As you say, government policy is in favour of mixed-use schemes particularly those that reduce the need for commuting, and live-work projects are normally accepted as fulfilling these criteria.  However, so far as I am aware no specific national guidance has been produced relating to live-work units. The success record of such schemes when they come to appeal is patchy.

I refer to the use of the live work concept to mitigate local authority objections to 100 per cent residential use of former agricultural buildings. I would be interested to know whether there are recent cases where the concept of live work units has been used in respect of farm diversification. The case I am dealing with concerns a pig farm where it is proposed to redevelop prefabricated buildings with vernacular style live work units.

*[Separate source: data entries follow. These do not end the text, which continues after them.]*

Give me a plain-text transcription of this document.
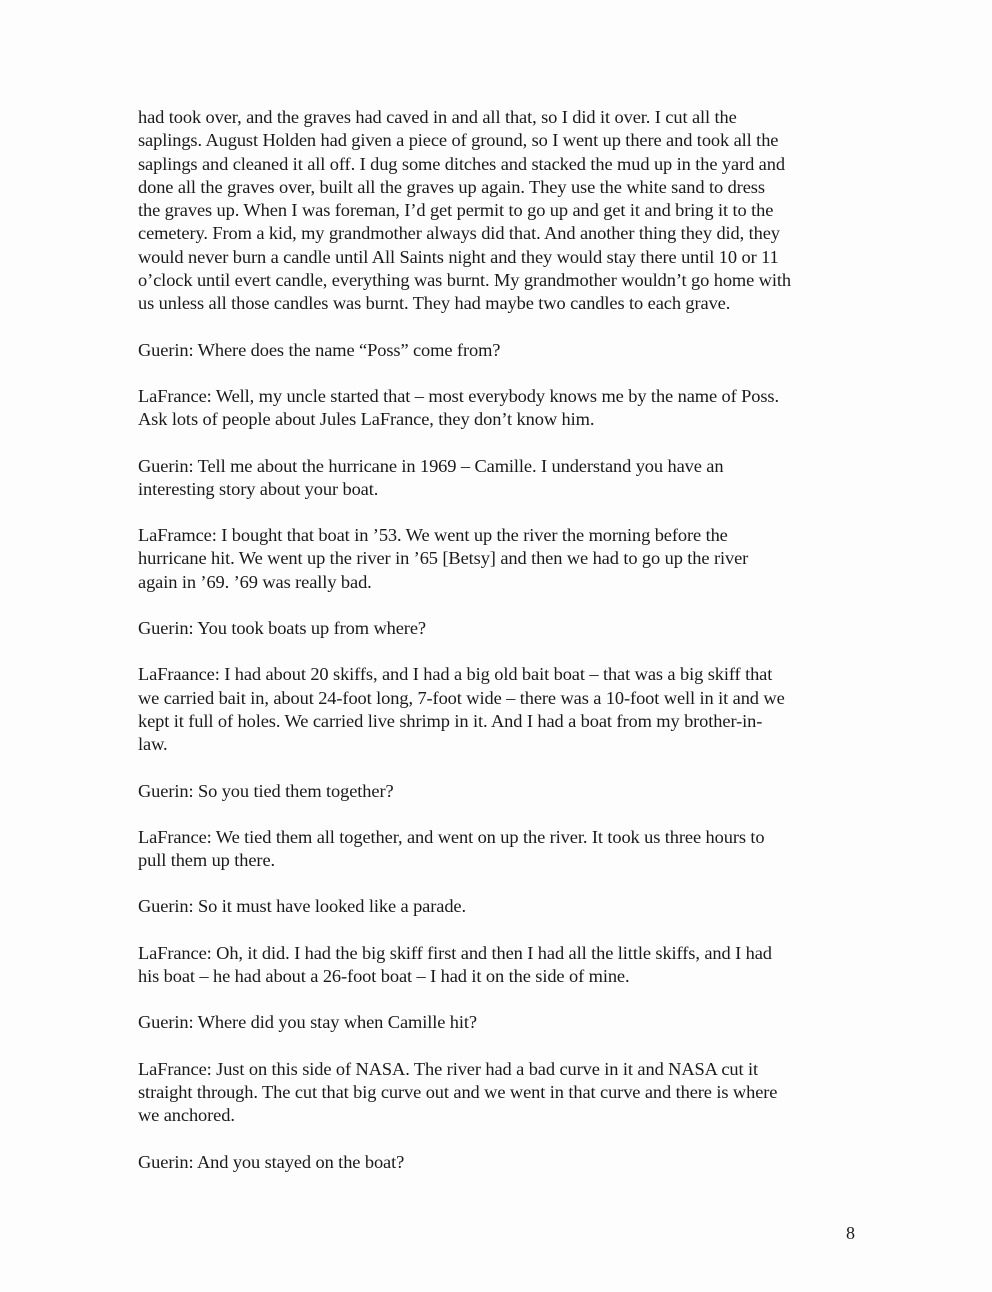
had took over, and the graves had caved in and all that, so I did it over. I cut all the
saplings. August Holden had given a piece of ground, so I went up there and took all the
saplings and cleaned it all off. I dug some ditches and stacked the mud up in the yard and
done all the graves over, built all the graves up again. They use the white sand to dress
the graves up. When I was foreman, I’d get permit to go up and get it and bring it to the
cemetery. From a kid, my grandmother always did that. And another thing they did, they
would never burn a candle until All Saints night and they would stay there until 10 or 11
o’clock until evert candle, everything was burnt. My grandmother wouldn’t go home with
us unless all those candles was burnt. They had maybe two candles to each grave.

Guerin: Where does the name “Poss” come from?

LaFrance: Well, my uncle started that – most everybody knows me by the name of Poss.
Ask lots of people about Jules LaFrance, they don’t know him.

Guerin: Tell me about the hurricane in 1969 – Camille. I understand you have an
interesting story about your boat.

LaFramce: I bought that boat in ’53. We went up the river the morning before the
hurricane hit. We went up the river in ’65 [Betsy] and then we had to go up the river
again in ’69. ’69 was really bad.

Guerin: You took boats up from where?

LaFraance: I had about 20 skiffs, and I had a big old bait boat – that was a big skiff that
we carried bait in, about 24-foot long, 7-foot wide – there was a 10-foot well in it and we
kept it full of holes. We carried live shrimp in it. And I had a boat from my brother-in-
law.

Guerin: So you tied them together?

LaFrance: We tied them all together, and went on up the river. It took us three hours to
pull them up there.

Guerin: So it must have looked like a parade.

LaFrance: Oh, it did. I had the big skiff first and then I had all the little skiffs, and I had
his boat – he had about a 26-foot boat – I had it on the side of mine.

Guerin: Where did you stay when Camille hit?

LaFrance: Just on this side of NASA. The river had a bad curve in it and NASA cut it
straight through. The cut that big curve out and we went in that curve and there is where
we anchored.

Guerin: And you stayed on the boat?

8
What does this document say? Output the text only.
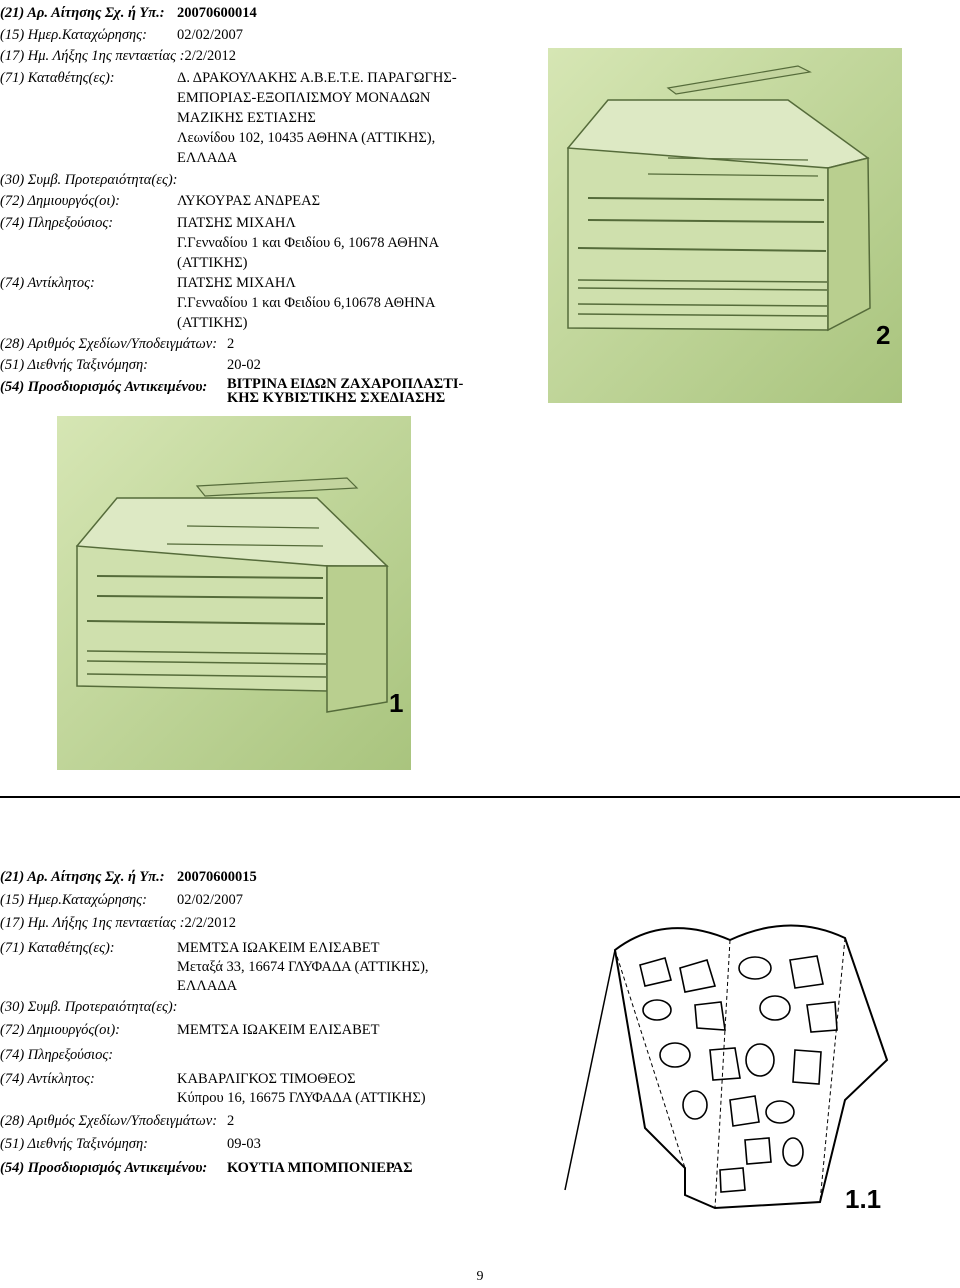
(21) Αρ. Αίτησης Σχ. ή Υπ.: 20070600014
(15) Ημερ.Καταχώρησης: 02/02/2007
(17) Ημ. Λήξης 1ης πενταετίας :2/2/2012
(71) Καταθέτης(ες):	Δ. ΔΡΑΚΟΥΛΑΚΗΣ Α.Β.Ε.Τ.Ε. ΠΑΡΑΓΩΓΗΣ-
ΕΜΠΟΡΙΑΣ-ΕΞΟΠΛΙΣΜΟΥ ΜΟΝΑΔΩΝ
ΜΑΖΙΚΗΣ ΕΣΤΙΑΣΗΣ
Λεωνίδου 102, 10435 ΑΘΗΝΑ (ΑΤΤΙΚΗΣ),
ΕΛΛΑΔΑ
(30) Συμβ. Προτεραιότητα(ες):
(72) Δημιουργός(οι):	ΛΥΚΟΥΡΑΣ ΑΝΔΡΕΑΣ
(74) Πληρεξούσιος:	ΠΑΤΣΗΣ ΜΙΧΑΗΛ
Γ.Γενναδίου 1 και Φειδίου 6, 10678 ΑΘΗΝΑ
(ΑΤΤΙΚΗΣ)
(74) Αντίκλητος:	ΠΑΤΣΗΣ ΜΙΧΑΗΛ
Γ.Γενναδίου 1 και Φειδίου 6,10678 ΑΘΗΝΑ
(ΑΤΤΙΚΗΣ)
(28) Αριθμός Σχεδίων/Υποδειγμάτων: 2
(51) Διεθνής Ταξινόμηση:	20-02
(54) Προσδιορισμός Αντικειμένου: ΒΙΤΡΙΝΑ ΕΙΔΩΝ ΖΑΧΑΡΟΠΛΑΣΤΙ-
ΚΗΣ ΚΥΒΙΣΤΙΚΗΣ ΣΧΕΔΙΑΣΗΣ
2
1
(21) Αρ. Αίτησης Σχ. ή Υπ.: 20070600015
(15) Ημερ.Καταχώρησης: 02/02/2007
(17) Ημ. Λήξης 1ης πενταετίας :2/2/2012
(71) Καταθέτης(ες):	ΜΕΜΤΣΑ ΙΩΑΚΕΙΜ ΕΛΙΣΑΒΕΤ
Μεταξά 33, 16674 ΓΛΥΦΑΔΑ (ΑΤΤΙΚΗΣ),
ΕΛΛΑΔΑ
(30) Συμβ. Προτεραιότητα(ες):
(72) Δημιουργός(οι):	ΜΕΜΤΣΑ ΙΩΑΚΕΙΜ ΕΛΙΣΑΒΕΤ
(74) Πληρεξούσιος:
(74) Αντίκλητος:	ΚΑΒΑΡΛΙΓΚΟΣ ΤΙΜΟΘΕΟΣ
Κύπρου 16, 16675 ΓΛΥΦΑΔΑ (ΑΤΤΙΚΗΣ)
(28) Αριθμός Σχεδίων/Υποδειγμάτων: 2
(51) Διεθνής Ταξινόμηση:	09-03
(54) Προσδιορισμός Αντικειμένου: ΚΟΥΤΙΑ ΜΠΟΜΠΟΝΙΕΡΑΣ
1.1
9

A similar situation was examined in an appeal case determined last year in Harrogate. Here it was proposed to redevelop former pig buildings for five B1 units with ancillary residential accommodation. However, an inspector felt that the proposal would be likely to result in "prestige office buildings, albeit with an agricultural inspiration", and were therefore a discordant feature in a rural landscape. It was agreed that the proposal could have some positive benefits for the farmer but the inspector found that local plan policy on farm diversification would not be complied with as the proposal did not re-use existing buildings or respect the character and appearance of the area. Looking at rural live work appeal cases generally I find that the record is not a good one for applicants, a common pitfall being sustainability.

A lawful development certificate has been granted for a dog breeding/boarding use within a domestic outbuilding. The previous owner undertook mainly breeding and took in boarders "from time to time" and the new owner wants to use the building for some breeding but predominantly boarding for members of the public. I understand many breeders offer some ‘ancillary’ boarding to friends, family and buyers of puppies but not to members of the public. I have looked in the Land Use Gazetteer and Development Control Practice and cannot find out whether breeding and boarding are classed as one sui generis use or whether they are two separate sui generis uses. If the building was mainly used for breeding with some ‘ancillary’ boarding and then used for commercial boarding with some breeding, would a change of use occur if the breeding element did not amount to a commercial use and could be deemed to be at a scale ordinarily incidental to the enjoyment of the dwelling? LT

Breeding and boarding dogs are uses of different character, even if they have some elements in common, so would be classed as being materially different. If the lawful development certificate is "open", i.e. the scale and nature of the use is not defined in the certificate, the council would normally have difficulty under planning powers controlling the intensity of the use for the specified purposes. If the breeding use dropped to a very low level such that it would be considered of domestic scale, it would, however, be possible to argue the commercial use had been abandoned and therefore a material change of use had taken place. If a lawful development certificate is granted for an existing use, as this example shows, it is important that matters such as the nature and scale of use should normally be defined.